The sad story began last year when the public first became aware that the Showbox Theater, a First Avenue music venue, would be torn down and replaced by a 40-story residential tower. Once alerted, music fans protested. Some 120,000 signed a petition to save the 80-year-old structure that had hosted musicians from Duke Ellington to Macklemore.
In response, Councilmember Kshama Sawant proposed an improper spot rezone, calculated to block the deal to sell the property to a developer. She further jeopardized the preservation effort by sponsoring rallies, printing posters and distributing talking points, disregarding rules that call for councilmembers to remain unbiased when making land-use decisions.
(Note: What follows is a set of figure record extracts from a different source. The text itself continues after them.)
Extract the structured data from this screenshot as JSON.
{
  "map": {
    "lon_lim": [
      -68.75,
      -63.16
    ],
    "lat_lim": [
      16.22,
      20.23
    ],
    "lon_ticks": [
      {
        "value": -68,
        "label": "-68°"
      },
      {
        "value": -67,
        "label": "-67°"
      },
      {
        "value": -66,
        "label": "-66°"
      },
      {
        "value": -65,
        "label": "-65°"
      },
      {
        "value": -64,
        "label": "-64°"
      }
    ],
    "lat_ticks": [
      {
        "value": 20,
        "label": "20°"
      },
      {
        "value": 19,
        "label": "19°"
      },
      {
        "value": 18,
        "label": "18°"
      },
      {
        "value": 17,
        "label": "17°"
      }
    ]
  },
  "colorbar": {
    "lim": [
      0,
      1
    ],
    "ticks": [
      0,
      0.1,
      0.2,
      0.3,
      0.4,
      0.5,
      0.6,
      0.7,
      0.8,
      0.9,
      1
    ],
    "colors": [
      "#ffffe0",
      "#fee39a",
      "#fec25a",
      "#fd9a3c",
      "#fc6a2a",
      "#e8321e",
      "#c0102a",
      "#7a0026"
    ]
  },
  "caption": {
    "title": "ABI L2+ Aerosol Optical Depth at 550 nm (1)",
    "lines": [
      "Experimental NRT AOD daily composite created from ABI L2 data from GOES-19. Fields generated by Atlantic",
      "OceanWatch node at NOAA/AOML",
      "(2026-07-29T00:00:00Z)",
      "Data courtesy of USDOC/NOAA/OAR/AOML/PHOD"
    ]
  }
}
The council approved Sawant's ordinance, redrawing zoning lines to temporarily place the Showbox property within the Pike Place Market historic district. Although Sawant led the effort, councilmembers like Lisa Herbold, Teresa Mosqueda and Mike O'Brien helped draft the ordinance. Mayor Jenny Durkan signed the initial ordinance but neglected to sign a second ordinance extending the temporary rezone.
Once the city acted last year, the developer backed out of the deal, prompting the owner of the property, Roger Forbes, known as the "strip-joint king," to sue. He was seeking $40 million from the city.
Last June, Judge Patrick Oishi found the city's action illegal, nullifying the Sawant-sponsored measure. The judge delayed any decision on damages.
Now comes the unhappy ending: the city settled the lawsuit with the taxpayers giving landowner Forbes $915,000 for legal fees and other costs. The settlement asks the judge to submit his final ruling overturning the historical-district rezone. Neither party will appeal and the city will have until next March to buy the property for $41.4 million or identify a would-be buyer. The deal is contingent on the Landmarks Preservation Board and the City removing restrictions on the property.
City Attorney Pete Holmes says the settlement is a good deal for the city. Good deal? Having to hand almost a million to the owner of a chain of nude strip clubs? Besides the money paid to Forbes, the city paid another $391,000 to outside defense lawyers and maybe lost $5 million for affordable housing. Holmes says he weighed filing an appeal that risked a judgment of tens of millions against the chance of a third-party organization like Historic Seattle leading an effort to purchase and preserve the building.
Of course, the prospect of someone or some group being able to raise the $41.4 million to buy the venue remains a remote possibility. But, should such a miracle occur, the Showbox Theater still remains an unreinforced masonry structure that has been rated "high risk" and that, during a survey of historic properties, ranked at the very bottom as having "no historic value whatsoever."
Real Change reporter Ashley Archibald may speak for some would-be Showbox saviors. She recently told KUOW's "Week in Review" that she "hasn't been to the Showbox because I can't afford a ticket, but I don't want to see it torn down."
The popular appeal to "Save the Showbox," may have been almost understandable, given its moments of musical glory, but the city's "rescue" was still unwise and ill-considered. Our elected officials blatantly disregarded consequences and rules. We can and should hold them responsible and we shouldn't forget.